Creative Multilingualism in World Literatures
Creative Multilingualism in World Literatures is Strand 5 of the AHCR Open World Research Initiative-funded project on Creative Multilingualism.
The research is being conducted in the context of an unprecedented crisis in language learning in UK schools, which is in turn undermining the health of Modern Languages departments in universities. The crisis has many causes, but the bigger picture is globalisation and the gradual rise of English. Native English speakers can now travel anywhere in the world and rely on getting by fairly comfortably with the global lingua franca in the main tourist centres. And the internet gives us the illusion that the world now speaks English. So the most obvious incentive for learning another language has disappeared over the last few decades.

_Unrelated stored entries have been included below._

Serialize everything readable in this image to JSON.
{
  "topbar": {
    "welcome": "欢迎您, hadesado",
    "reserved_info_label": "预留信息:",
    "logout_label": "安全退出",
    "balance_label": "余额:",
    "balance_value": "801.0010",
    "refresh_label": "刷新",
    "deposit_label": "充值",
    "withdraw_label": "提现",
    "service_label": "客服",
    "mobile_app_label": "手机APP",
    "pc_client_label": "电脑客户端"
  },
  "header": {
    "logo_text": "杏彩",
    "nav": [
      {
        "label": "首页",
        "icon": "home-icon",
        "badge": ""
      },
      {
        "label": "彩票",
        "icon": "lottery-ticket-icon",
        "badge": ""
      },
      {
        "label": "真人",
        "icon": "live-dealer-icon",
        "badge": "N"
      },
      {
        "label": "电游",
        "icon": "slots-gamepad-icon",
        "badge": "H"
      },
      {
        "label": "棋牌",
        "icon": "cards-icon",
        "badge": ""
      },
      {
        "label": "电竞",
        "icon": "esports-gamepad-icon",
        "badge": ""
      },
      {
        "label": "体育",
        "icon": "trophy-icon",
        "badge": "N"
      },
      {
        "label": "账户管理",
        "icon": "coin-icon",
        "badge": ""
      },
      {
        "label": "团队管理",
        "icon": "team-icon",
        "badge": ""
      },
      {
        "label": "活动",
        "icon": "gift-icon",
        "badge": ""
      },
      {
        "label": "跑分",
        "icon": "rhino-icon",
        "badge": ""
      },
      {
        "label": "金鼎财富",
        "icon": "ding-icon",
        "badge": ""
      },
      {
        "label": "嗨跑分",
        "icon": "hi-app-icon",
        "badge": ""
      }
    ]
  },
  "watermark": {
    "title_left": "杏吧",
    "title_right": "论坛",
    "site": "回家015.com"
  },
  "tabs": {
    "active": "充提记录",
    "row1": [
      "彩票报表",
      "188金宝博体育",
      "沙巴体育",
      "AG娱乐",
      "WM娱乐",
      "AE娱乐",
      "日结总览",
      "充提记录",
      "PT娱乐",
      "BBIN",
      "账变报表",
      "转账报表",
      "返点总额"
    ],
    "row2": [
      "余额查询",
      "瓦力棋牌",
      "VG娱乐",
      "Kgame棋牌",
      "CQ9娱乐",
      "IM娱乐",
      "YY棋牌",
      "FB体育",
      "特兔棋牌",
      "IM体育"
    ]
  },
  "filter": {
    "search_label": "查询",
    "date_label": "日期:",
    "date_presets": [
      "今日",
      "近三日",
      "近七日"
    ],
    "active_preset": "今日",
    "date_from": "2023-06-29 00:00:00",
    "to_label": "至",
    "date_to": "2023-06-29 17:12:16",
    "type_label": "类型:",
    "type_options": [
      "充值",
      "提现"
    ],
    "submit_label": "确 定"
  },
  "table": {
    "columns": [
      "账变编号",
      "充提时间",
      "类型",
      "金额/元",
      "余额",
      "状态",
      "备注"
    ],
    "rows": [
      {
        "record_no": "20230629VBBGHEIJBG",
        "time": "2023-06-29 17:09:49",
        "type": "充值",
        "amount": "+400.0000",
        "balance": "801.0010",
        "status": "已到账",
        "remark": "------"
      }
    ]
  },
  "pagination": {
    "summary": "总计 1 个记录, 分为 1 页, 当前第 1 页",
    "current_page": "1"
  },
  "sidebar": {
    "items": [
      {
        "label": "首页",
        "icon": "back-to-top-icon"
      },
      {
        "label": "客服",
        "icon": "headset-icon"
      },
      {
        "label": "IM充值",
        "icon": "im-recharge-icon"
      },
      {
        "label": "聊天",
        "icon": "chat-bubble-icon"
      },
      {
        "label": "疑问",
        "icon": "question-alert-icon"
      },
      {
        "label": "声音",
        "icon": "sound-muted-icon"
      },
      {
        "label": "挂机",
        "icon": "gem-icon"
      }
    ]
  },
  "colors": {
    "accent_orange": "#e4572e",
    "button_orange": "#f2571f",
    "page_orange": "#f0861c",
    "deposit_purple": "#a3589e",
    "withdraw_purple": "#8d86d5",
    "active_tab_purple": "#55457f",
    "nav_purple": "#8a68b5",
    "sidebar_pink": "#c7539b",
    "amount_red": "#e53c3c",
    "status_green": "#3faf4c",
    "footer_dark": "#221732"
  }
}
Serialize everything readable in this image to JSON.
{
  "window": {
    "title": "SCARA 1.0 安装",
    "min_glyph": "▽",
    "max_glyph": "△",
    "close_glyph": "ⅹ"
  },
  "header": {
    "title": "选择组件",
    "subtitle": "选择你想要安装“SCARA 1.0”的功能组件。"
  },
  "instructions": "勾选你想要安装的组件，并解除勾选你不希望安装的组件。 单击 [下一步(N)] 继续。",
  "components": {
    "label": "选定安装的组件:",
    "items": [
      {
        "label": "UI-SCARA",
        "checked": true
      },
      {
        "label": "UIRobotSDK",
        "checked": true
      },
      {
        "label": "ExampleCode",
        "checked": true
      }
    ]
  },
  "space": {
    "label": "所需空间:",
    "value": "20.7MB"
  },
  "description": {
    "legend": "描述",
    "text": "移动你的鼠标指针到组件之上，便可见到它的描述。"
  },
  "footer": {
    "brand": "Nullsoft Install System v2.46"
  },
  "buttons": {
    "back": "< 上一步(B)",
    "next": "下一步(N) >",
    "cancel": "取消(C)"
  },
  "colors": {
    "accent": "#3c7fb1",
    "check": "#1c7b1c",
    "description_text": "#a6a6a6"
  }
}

This strand explores multilingualism’s revolutionary potential and creative force in language, literature, thought and the visual arts. Using the modern period (from the long nineteenth century to the twenty-first century) as the temporal framework, it examines the flowering of multilingualism inherent in a single linguistic system and one regional cultural complex, and the impact of this on linguistic, literary and cultural creativity. Creative multilingualism, conceived as the novel ways of thinking engendered in imaginative works emerging from engagement with more than one language, will inform new ways of thinking and writing about the creative impetus, underpinning any form of multilingualism and about its role in literary innovation in world literatures.